Kriechende Schuppenzweig-Lebermoos Lepidozia reptans

Name

Kriechendes Schuppenzweig-Lebermoos (Lepidozia reptans)

Familie

Lepidoziaceae

Merkmale

Lepidozia reptans bildet dichte, flache Rasen oder Matten, die meist hellgrün bis gelblichgrün gefärbt sind. Die kriechenden Hauptstämmchen sind regelmäßig gefiedert und tragen zahlreiche feine, abstehende Äste. Charakteristisch sind die tief viergeteilten Blättchen, deren schmale Zipfel dem Moos ein zierlich gefranstes Aussehen verleihen. Unterblättchen sind ebenfalls vorhanden und ähnlich geformt, jedoch etwas kleiner. Der Wuchs ist flach kriechend, was dem deutschen Namen entspricht.

Standort und Verbreitung

Das Kriechende Schuppenzweig-Lebermoos besiedelt bevorzugt feuchte, schattige Laub- und Nadelwälder. Es wächst auf morschem Totholz, Silikatgestein, Rohhumus und dem Waldboden, seltener auch auf der Borke von Bäumen. Die Art bevorzugt saure, nährstoffarme Substrate und meidet Kalkstandorte.
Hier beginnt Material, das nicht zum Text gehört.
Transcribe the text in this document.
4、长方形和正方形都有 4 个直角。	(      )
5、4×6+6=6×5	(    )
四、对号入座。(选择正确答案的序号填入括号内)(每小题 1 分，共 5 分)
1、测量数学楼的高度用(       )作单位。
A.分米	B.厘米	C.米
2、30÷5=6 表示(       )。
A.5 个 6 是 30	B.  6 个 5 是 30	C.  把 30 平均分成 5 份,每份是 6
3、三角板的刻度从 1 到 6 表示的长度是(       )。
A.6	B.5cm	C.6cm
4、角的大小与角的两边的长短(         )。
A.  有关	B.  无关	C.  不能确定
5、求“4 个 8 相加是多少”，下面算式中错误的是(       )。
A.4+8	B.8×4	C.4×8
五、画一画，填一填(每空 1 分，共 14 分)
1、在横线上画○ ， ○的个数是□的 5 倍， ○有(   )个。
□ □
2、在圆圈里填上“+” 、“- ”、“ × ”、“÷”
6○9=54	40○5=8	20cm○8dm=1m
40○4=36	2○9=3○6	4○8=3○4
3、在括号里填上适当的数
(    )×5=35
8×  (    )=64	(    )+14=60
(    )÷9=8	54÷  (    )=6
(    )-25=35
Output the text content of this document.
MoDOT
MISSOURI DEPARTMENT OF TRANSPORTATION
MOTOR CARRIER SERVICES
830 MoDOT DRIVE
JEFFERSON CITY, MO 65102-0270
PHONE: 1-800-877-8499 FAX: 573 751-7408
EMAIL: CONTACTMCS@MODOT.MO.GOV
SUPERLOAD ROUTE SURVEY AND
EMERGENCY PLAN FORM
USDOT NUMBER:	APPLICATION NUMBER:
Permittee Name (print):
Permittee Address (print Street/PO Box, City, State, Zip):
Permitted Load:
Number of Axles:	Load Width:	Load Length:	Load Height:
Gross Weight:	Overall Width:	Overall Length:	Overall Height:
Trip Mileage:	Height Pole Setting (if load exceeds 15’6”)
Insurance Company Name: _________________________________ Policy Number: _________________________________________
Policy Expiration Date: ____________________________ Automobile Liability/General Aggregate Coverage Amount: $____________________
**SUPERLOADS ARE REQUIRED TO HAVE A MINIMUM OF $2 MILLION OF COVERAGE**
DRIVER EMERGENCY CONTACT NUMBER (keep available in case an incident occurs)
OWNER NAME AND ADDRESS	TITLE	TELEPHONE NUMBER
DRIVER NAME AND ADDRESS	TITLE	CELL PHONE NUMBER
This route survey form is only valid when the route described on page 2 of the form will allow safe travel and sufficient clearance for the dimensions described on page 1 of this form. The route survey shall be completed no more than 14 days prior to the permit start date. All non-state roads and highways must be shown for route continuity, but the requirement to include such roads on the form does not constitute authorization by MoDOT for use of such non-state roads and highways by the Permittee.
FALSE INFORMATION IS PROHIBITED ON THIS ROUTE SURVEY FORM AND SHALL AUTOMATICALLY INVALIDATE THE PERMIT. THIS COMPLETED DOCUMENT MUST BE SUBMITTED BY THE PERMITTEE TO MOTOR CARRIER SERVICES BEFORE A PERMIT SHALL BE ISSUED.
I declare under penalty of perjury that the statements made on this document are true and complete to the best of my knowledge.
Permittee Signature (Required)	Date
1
Lepidozia reptans ist in Europa weit verbreitet und gilt als häufige Art in geeigneten Lebensräumen. Sie kommt von den Tieflagen bis in montane Höhenstufen vor. Als immergrünes Moos ist es ganzjährig zu finden, besonders gut erkennbar in der feuchten Jahreszeit von Herbst bis Frühjahr.

Besonderheiten

Lepidozia reptans gilt als ökologisch wertvoller Bestandteil des Waldbodens, da Moosrasen Feuchtigkeit speichern und Lebensraum für zahlreiche Kleinstlebewesen bieten. Die Art ist gegenüber Luftverschmutzung empfindlich und gilt daher als Zeigerpflanze für naturnahe, unbelastete Waldstandorte. Eine Verwechslung ist mit anderen fein gefiederten Lebermoosen möglich, etwa mit ähnlichen Arten aus der Familie der Lepidoziaceae. Lepidozia reptans ist in Deutschland derzeit nicht gefährdet und wird auf der Roten Liste als ungefährdet eingestuft.